Embeddable regex library built over Onigmo. Provides a stable, opaque C API that hides all Onigmo and MRI internals from consumers.
Consumers need two things:
- Header:
reginold.h— no Onigmo or Ruby headers required. - Library:
libreginold.a— compiles Onigmo from source under-DNOT_RUBYand bundles everything into one archive. Nolibrubyor Ruby VM linkage needed.
REGINOLD_DIR = ../reginold
CFLAGS += -I$(REGINOLD_DIR)
LDFLAGS += $(REGINOLD_DIR)/libreginold.a -lm -ldl -lpthreadBuild libreginold.a first (requires a configured Ruby source tree for the
Onigmo headers and Unicode tables — the Ruby VM itself is not linked):
cd ../ruby && ./autogen.sh && ./configure && make
cd ../reginold && make libreginold.aAll types and functions are declared in reginold.h.
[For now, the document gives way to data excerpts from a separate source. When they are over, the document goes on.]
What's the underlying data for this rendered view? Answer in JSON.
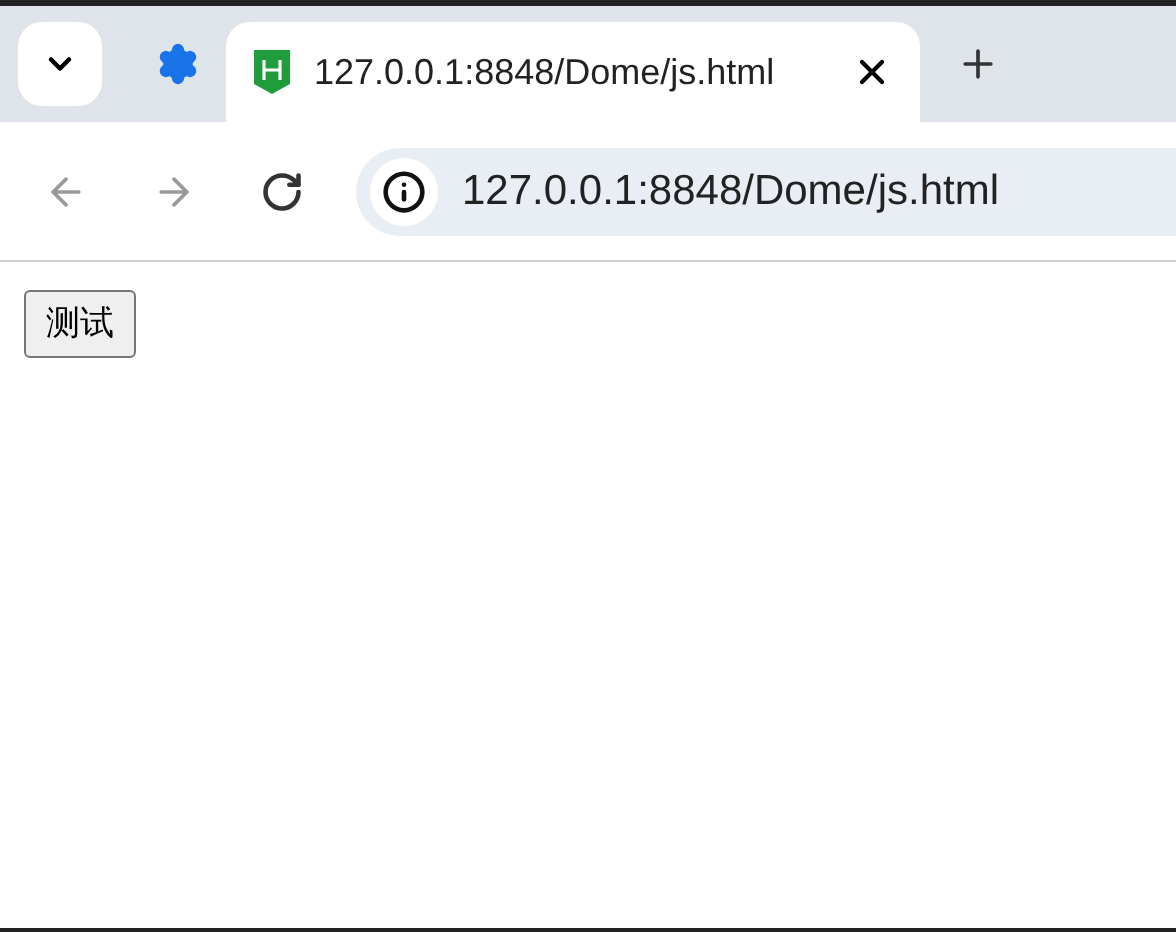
{
  "tabs": [
    {
      "title": "127.0.0.1:8848/Dome/js.html",
      "selected": true
    }
  ],
  "address_bar": {
    "url": "127.0.0.1:8848/Dome/js.html"
  },
  "page": {
    "button": "测试"
  }
}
reginold_status reginold_compile(const char *pattern,
size_t pattern_len,
unsigned int options,
reginold_regex **out,
reginold_error *err);Compiles a UTF-8 pattern under Ruby syntax. On REGINOLD_OK, *out is a
newly allocated handle that must be freed with reginold_regex_free. On
REGINOLD_ERROR, err (if non-NULL) is filled with the error code, a
human-readable message, and the byte offset in the pattern where the error
occurred.
Options (bitwise OR):
| Flag | Effect |
|---|---|
REGINOLD_OPTION_NONE |
Default |
REGINOLD_OPTION_IGNORECASE |
Case-insensitive matching |
REGINOLD_OPTION_MULTILINE |
. matches \n |
REGINOLD_OPTION_EXTENDED |
Whitespace and # comments ignored |
reginold_status reginold_search(const reginold_regex *re,
const char *bytes,
size_t len,
size_t start,
reginold_match *out);Finds the leftmost match in bytes[0..len), beginning the search at byte
offset start. Returns REGINOLD_OK on match, REGINOLD_MISMATCH if no
match exists, REGINOLD_ERROR on internal failure.
Pass NULL for out to test for a match without allocating captures (useful
for match?-style checks).
reginold_status reginold_match_at(const reginold_regex *re,
const char *bytes,
size_t len,
size_t at,
reginold_match *out);Attempts a match anchored at byte offset at. Returns REGINOLD_OK only if
the pattern matches at exactly that position.
typedef struct {
long beg; /* start byte offset (inclusive); -1 if unmatched */
long end; /* end byte offset (exclusive); -1 if unmatched */
} reginold_span;
typedef struct {
reginold_span overall; /* span of the full match */
size_t capture_count; /* number of capture groups (groups 1..n) */
reginold_span *captures; /* heap-allocated; [0]=group1, [1]=group2 */
} reginold_match;On REGINOLD_OK, out->captures is heap-allocated and must be released:
reginold_match_free(&m); /* frees captures; does not free the struct itself */reginold_match_free is safe to call even when capture_count == 0 (captures
will be NULL).
void reginold_regex_free(reginold_regex *re);Safe to call with NULL.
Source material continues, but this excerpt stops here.